Create a chroot environment for the vhost:

mkdir ~luser/tmp ~luser/bin
ln /tmp/mysql.sock ~luser/tmp/
cp /rescue/sh ~luser/bin/sh
ln /usr/local/bin/mini_sendmail ~luser/bin/mini_sendmail

PHP will need a /tmp directory.  If you are using MySQL, you will need to hardlink your mysql.sock into there or use TCP connections.  If you link the socket, you need to redo that EVERY time you restart MySQL.  (I should include my rc script here).  Hard link mini_sendmail into the chroot.  And finally, PHP needs a shell to invoke sendmail.  Yes this sucks.  You can copy /bin/sh in, but chances are, it needs libraries that aren’t in the chroot.  I could copy those too, but I just copied the crunched binary from FreeBSD’s /rescue dir.  Yes, this sucks even more because it includes stuff I don’t want or need, and I need a better solution.  TODO: crunch my own sh with a couple other useful items.  Maybe use busybox for this?
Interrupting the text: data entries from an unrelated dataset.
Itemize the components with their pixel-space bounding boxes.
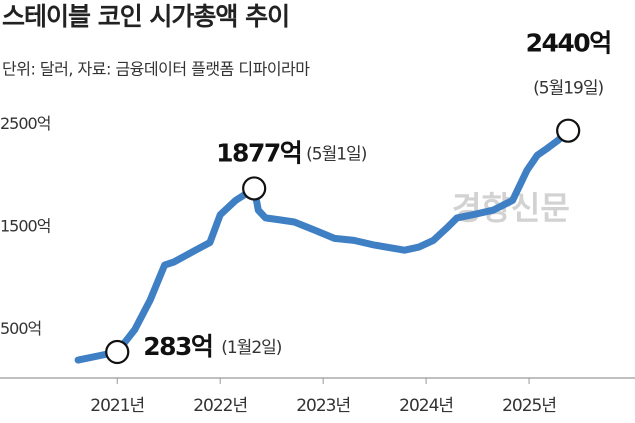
x-tick-label: 2023년 xyxy=(296,396,350,416)
annotation-marker xyxy=(556,118,581,143)
watermark: 경향신문 xyxy=(452,189,570,227)
x-tick-label: 2021년 xyxy=(90,396,144,416)
chart-title: 스테이블 코인 시가총액 추이 xyxy=(2,2,289,31)
annotation-value: 2440억 xyxy=(526,29,611,58)
annotation-marker xyxy=(242,176,267,201)
annotation-value: 283억 xyxy=(143,332,212,361)
annotation-date: (1월2일) xyxy=(221,338,282,358)
x-tick-label: 2025년 xyxy=(502,396,556,416)
data-line xyxy=(74,127,572,364)
y-tick-label: 2500억 xyxy=(0,114,50,133)
y-tick-label: 1500억 xyxy=(0,217,50,236)
annotation-date: (5월19일) xyxy=(533,79,603,99)
x-tick-label: 2024년 xyxy=(399,396,453,416)
annotation-marker xyxy=(105,339,130,365)
y-tick-label: 500억 xyxy=(0,319,41,338)
chart-subtitle: 단위: 달러, 자료: 금융데이터 플랫폼 디파이라마 xyxy=(2,60,310,79)
x-tick-label: 2022년 xyxy=(193,396,247,416)
annotation-value: 1877억 xyxy=(216,138,301,167)
annotation-date: (5월1일) xyxy=(306,144,367,164)
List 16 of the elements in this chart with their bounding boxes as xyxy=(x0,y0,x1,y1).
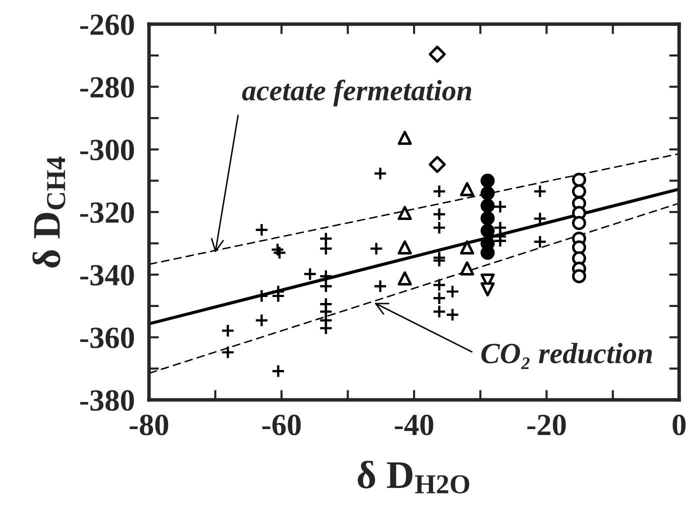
y-tick-label: -380 xyxy=(80,390,134,411)
annotation: acetate fermetation xyxy=(242,80,472,106)
x-tick-label: -80 xyxy=(130,414,168,436)
y-tick-label: -300 xyxy=(80,140,134,160)
y-tick-label: -340 xyxy=(80,264,134,286)
x-tick-label: -60 xyxy=(262,414,301,436)
annotation: CO₂ reduction xyxy=(481,342,652,370)
y-tick-label: -320 xyxy=(80,202,134,223)
y-tick-label: -260 xyxy=(80,14,134,36)
x-tick-label: -20 xyxy=(527,414,566,436)
y-tick-label: -280 xyxy=(80,77,134,98)
x-axis-title: δ D$_{H2O}$ xyxy=(358,460,470,494)
y-tick-label: -360 xyxy=(80,328,134,348)
y-axis-title: δ D$_{CH4}$ xyxy=(32,156,66,268)
x-tick-label: -40 xyxy=(394,414,434,436)
x-tick-label: 0 xyxy=(672,414,686,436)
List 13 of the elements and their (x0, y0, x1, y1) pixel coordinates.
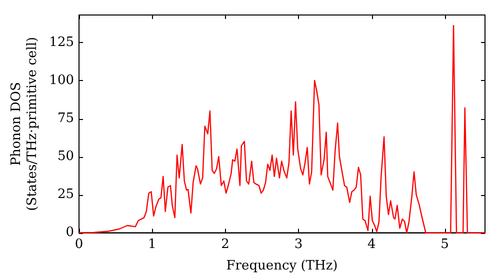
y-tick-label: 50 (57, 149, 74, 164)
y-axis-title: Phonon DOS (States/THz·primitive cell) (9, 36, 40, 211)
x-tick-label: 4 (367, 236, 376, 252)
x-axis-title: Frequency (THz) (226, 258, 338, 274)
y-tick-label: 0 (66, 225, 74, 240)
y-tick-label: 75 (57, 110, 74, 126)
y-tick-label: 125 (49, 34, 74, 50)
y-tick-label: 100 (49, 72, 74, 88)
x-tick-label: 1 (148, 236, 156, 252)
x-tick-label: 2 (221, 236, 230, 252)
y-tick-label: 25 (57, 187, 74, 202)
x-tick-label: 3 (294, 236, 303, 252)
x-tick-label: 5 (440, 236, 449, 252)
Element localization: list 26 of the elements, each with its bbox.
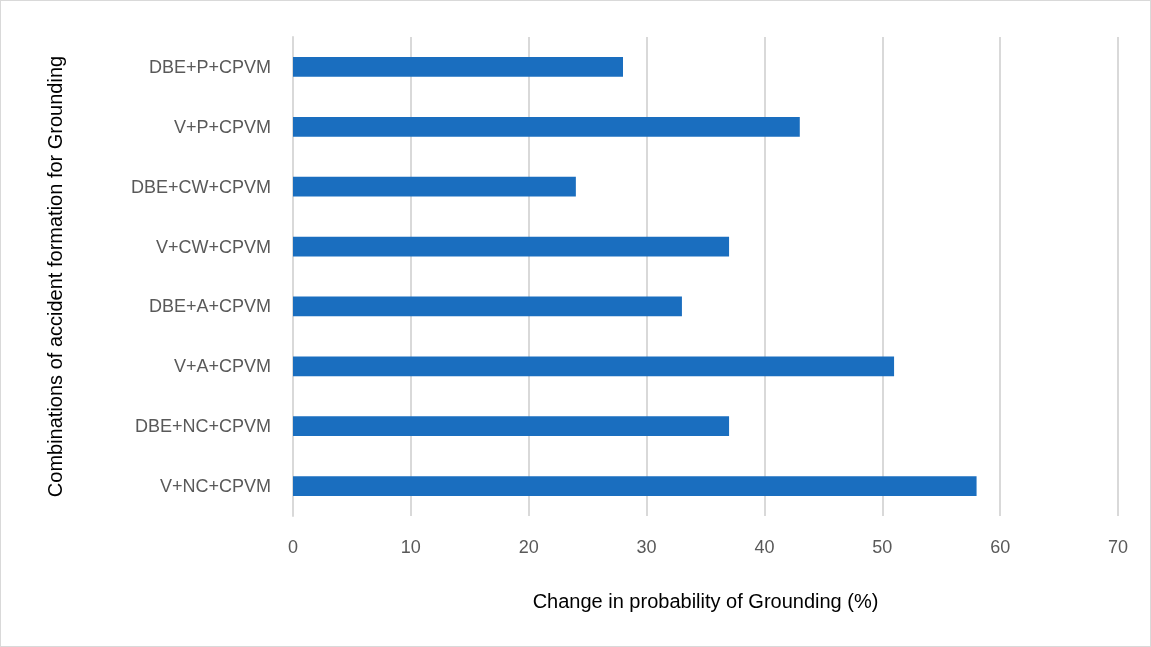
y-tick-label: V+CW+CPVM (155, 236, 271, 257)
y-axis-title: Combinations of accident formation for Grounding (44, 55, 66, 498)
bar (293, 236, 730, 257)
bar (293, 57, 623, 77)
bar (293, 476, 977, 496)
x-tick-label: 30 (636, 537, 657, 557)
x-axis-title: Change in probability of Grounding (%) (532, 590, 879, 612)
x-tick-label: 10 (400, 537, 421, 557)
y-tick-label: V+NC+CPVM (159, 476, 271, 497)
x-tick-label: 40 (754, 537, 775, 557)
y-tick-label: DBE+NC+CPVM (134, 416, 271, 437)
y-tick-label: DBE+P+CPVM (148, 56, 271, 77)
x-tick-label: 70 (1107, 537, 1129, 557)
bar (293, 356, 895, 377)
y-tick-label: V+P+CPVM (173, 116, 271, 137)
x-tick-label: 50 (872, 537, 893, 557)
bar (293, 416, 730, 437)
y-tick-label: V+A+CPVM (173, 356, 271, 377)
x-tick-label: 20 (518, 537, 539, 557)
bar (293, 116, 800, 137)
y-tick-label: DBE+CW+CPVM (130, 176, 271, 197)
x-tick-label: 60 (990, 537, 1011, 557)
x-tick-label: 0 (287, 537, 299, 557)
y-tick-label: DBE+A+CPVM (148, 296, 271, 317)
bar (293, 296, 682, 317)
bar (293, 176, 576, 197)
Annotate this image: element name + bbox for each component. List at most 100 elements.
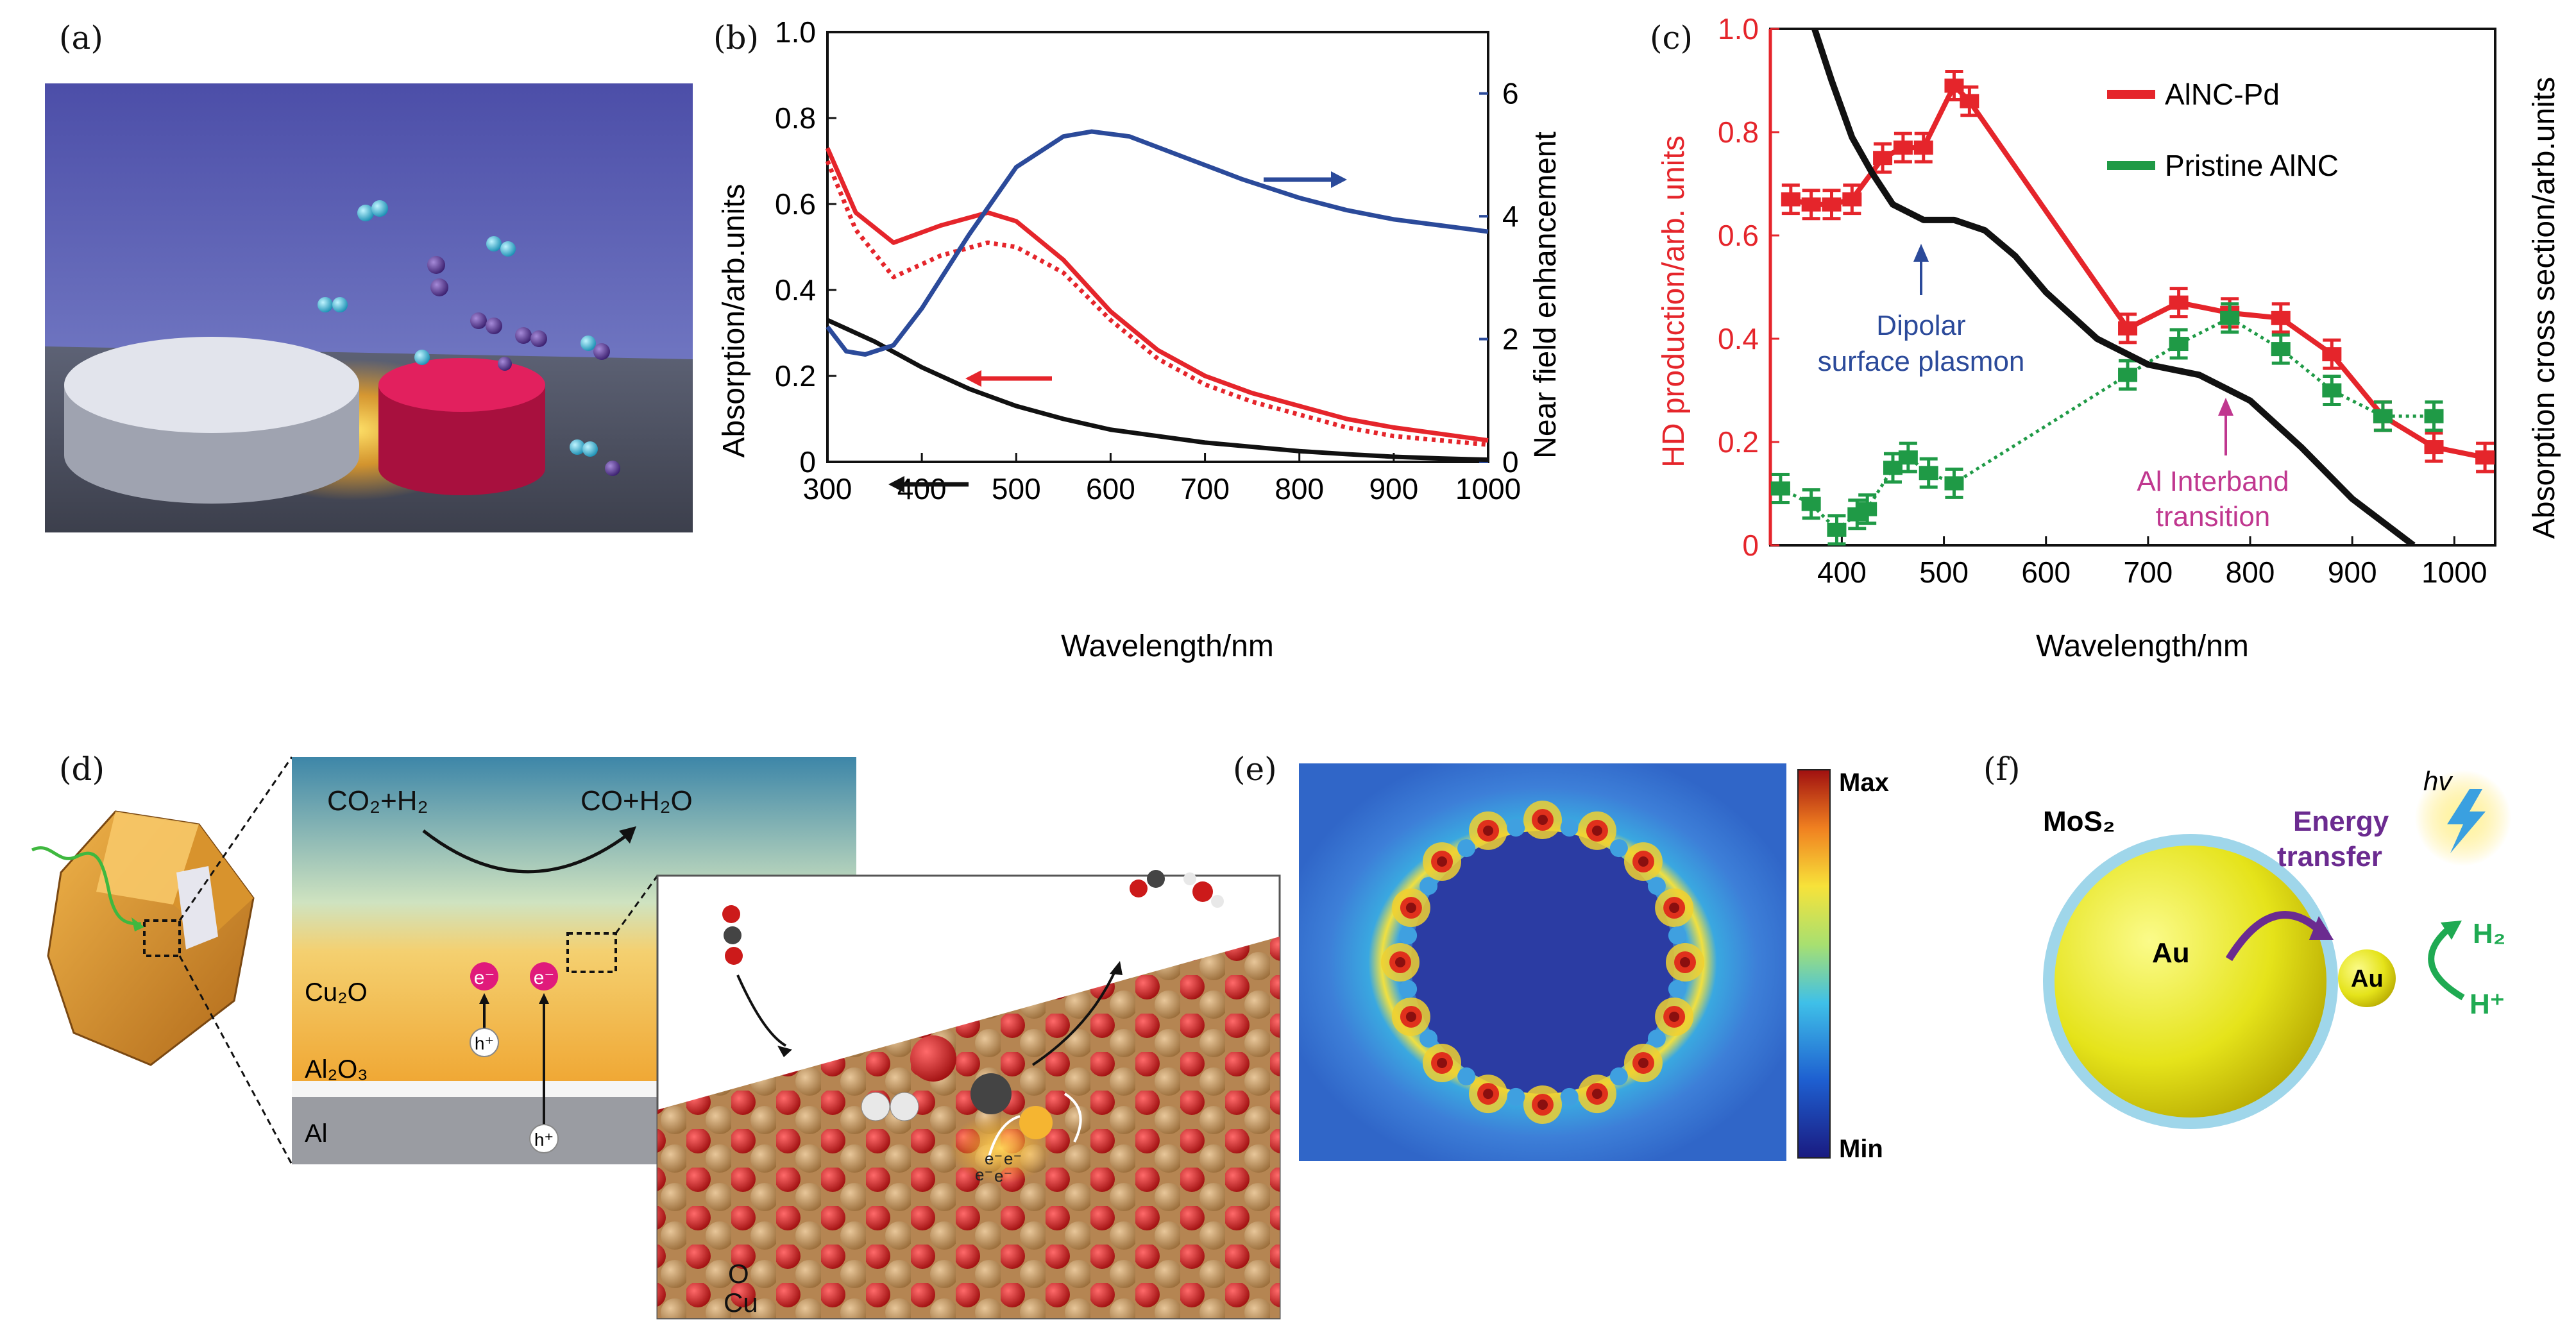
legend-label-alnc-pd: AlNC-Pd [2165,78,2280,111]
svg-text:e⁻: e⁻ [1004,1149,1022,1168]
au-large-particle [2055,846,2326,1118]
panel-b-y2-tick-label: 2 [1502,323,1519,356]
panel-d-layer-schematic: CO₂+H₂ CO+H₂O Cu₂O Al₂O₃ Al e⁻ e⁻ h⁺ h⁺ [292,757,856,1164]
electron-1 [470,962,498,990]
panel-c-marker [1873,151,1893,166]
atom-label-o: O [728,1259,749,1289]
au-small-particle [2338,949,2396,1007]
panel-c-x-tick-label: 600 [2021,556,2071,589]
panel-c-marker [2322,383,2342,398]
svg-text:e⁻: e⁻ [975,1165,993,1184]
panel-a-illustration [45,83,693,532]
panel-a-molecules [318,200,620,476]
panel-c-marker [2118,368,2138,382]
panel-c-marker [1944,78,1964,93]
panel-label-f: (f) [1983,751,2021,788]
svg-text:h⁺: h⁺ [534,1130,554,1150]
panel-b-x-axis-label: Wavelength/nm [1061,629,1274,663]
panel-e-hotspots [1381,801,1704,1124]
panel-c-x-tick-label: 800 [2226,556,2275,589]
panel-c-annotation-interband: Al Interband transition [2137,398,2289,532]
panel-c-y-tick-label: 0.4 [1718,322,1759,355]
svg-text:surface plasmon: surface plasmon [1818,346,2025,377]
panel-c-series-line-1 [1779,316,2434,532]
panel-b-x-tick-label: 500 [992,472,1041,506]
panel-c-marker [2220,310,2240,325]
panel-c-chart: 400 500 600 700 800 900 1000 0 0.2 0.4 0.6 0.8 1.0 W… [1657,13,2561,663]
reaction-arrow [422,829,630,874]
panel-b-arrow-black [888,476,969,493]
panel-c-marker [1801,197,1821,212]
panel-c-marker [2271,342,2291,357]
panel-d-zoom-box-2 [566,932,617,973]
svg-text:e⁻: e⁻ [534,967,555,989]
panel-c-marker [1893,140,1913,155]
panel-c-x-tick-label: 700 [2123,556,2173,589]
panel-b-y-tick-label: 0.6 [775,187,816,221]
panel-c-marker [1842,192,1862,207]
electron-2 [530,962,558,990]
panel-b-y-tick-label: 1.0 [775,15,816,49]
h2-evolution-arrow [2428,928,2465,1001]
panel-c-x-axis-label: Wavelength/nm [2036,629,2249,663]
panel-b-y2-tick-label: 4 [1502,200,1519,233]
panel-label-c: (c) [1650,19,1693,56]
au-large-label: Au [2152,937,2190,969]
panel-b-x-tick-label: 400 [897,472,947,506]
panel-d-zoom-line-top [178,756,293,921]
panel-label-e: (e) [1233,751,1277,788]
panel-c-marker [1822,197,1842,212]
panel-b-arrow-red [965,370,1052,387]
panel-c-y-tick-label: 0.6 [1718,219,1759,252]
panel-b-x-tick-label: 900 [1369,472,1418,506]
panel-d-light-wave [31,846,142,926]
panel-c-marker [2424,440,2444,455]
panel-c-marker [1883,461,1902,475]
panel-e-colorbar [1797,769,1831,1159]
panel-c-marker [1898,450,1918,465]
panel-c-x-tick-label: 900 [2328,556,2377,589]
panel-f-illustration: MoS₂ Au Au Energy transfer hv H₂ H⁺ [2043,766,2511,1129]
panel-d-octahedron [31,810,255,1066]
panel-b-y-tick-label: 0.2 [775,359,816,393]
panel-c-marker [1960,94,1979,108]
panel-c-marker [2271,310,2291,325]
colorbar-max-label: Max [1839,769,1889,797]
panel-b-x-tick-label: 1000 [1455,472,1521,506]
panel-b-x-tick-label: 600 [1086,472,1135,506]
svg-text:Dipolar: Dipolar [1876,310,1965,341]
panel-c-marker [1944,476,1964,491]
panel-c-marker [1827,522,1847,537]
panel-c-marker [1919,466,1938,480]
panel-c-marker [2373,409,2393,423]
panel-c-y-axis-label-right: Absorption cross section/arb.units [2527,77,2561,539]
hole-2 [529,1124,559,1153]
panel-b-y-tick-label: 0 [799,445,816,479]
panel-b-series-line-1 [825,160,1489,447]
svg-text:h⁺: h⁺ [475,1033,494,1053]
panel-b-y2-tick-label: 6 [1502,77,1519,110]
panel-c-series-line-2 [1811,29,2416,545]
energy-transfer-label-2: transfer [2277,841,2382,872]
energy-transfer-label-1: Energy [2293,806,2389,837]
panel-label-d: (d) [59,751,105,788]
panel-a-silver-disk-top [64,337,359,433]
panel-c-annotation-dipolar: Dipolar surface plasmon [1818,244,2025,377]
h2-label: H₂ [2473,918,2505,949]
panel-b-x-tick-label: 700 [1180,472,1230,506]
panel-c-marker [1770,481,1790,496]
panel-c-y-tick-label: 0.8 [1718,115,1759,149]
panel-b-arrow-blue [1264,171,1347,188]
legend-label-pristine: Pristine AlNC [2165,149,2339,182]
hole-1 [470,1028,499,1057]
svg-text:e⁻: e⁻ [474,967,495,989]
panel-b-series-line-0 [825,147,1489,443]
layer-cu2o-label: Cu₂O [305,978,368,1007]
panel-b-y-tick-label: 0.8 [775,101,816,135]
atom-label-cu: Cu [724,1288,758,1318]
panel-c-marker [2169,295,2189,310]
panel-c-marker [1781,192,1801,207]
panel-c-y-tick-label: 0 [1742,529,1759,562]
svg-text:e⁻: e⁻ [985,1149,1003,1168]
layer-al-label: Al [305,1119,328,1148]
Set the tmp dir in php.ini to

upload_tmp_dir = /tmp

Update #1

I had a problem with a number of server variables not getting properly translated for use within the chroot, so I added a php prepend directive to the php-fpm conf files like:

php_admin_value[auto_prepend_file] = /bin/phpfix

And then linked this file into each chroot’s ~/bin/ directory:

$_SERVER['DOCUMENT_ROOT'] = ini_get('doc_root');
$_SERVER['PATH_TRANSLATED'] = str_replace($_SERVER['HOME'], '', $_SERVER['PATH_TRANSLATED']);
$_SERVER['SCRIPT_FILENAME'] = str_replace($_SERVER['HOME'], '', $_SERVER['SCRIPT_FILENAME']);

Update #2

PHP’s streams tools (like file_get_contents()) rely on openssl for HTTPS URLs, and many other plugins (like SOAP) in turn rely on those streams. Curl seems to function just fine in a chroot, but PHP’s openssl streams require certain device nodes to function. You will have to mount /dev inside your chroot in order to use them. More on this when I get a good system in place.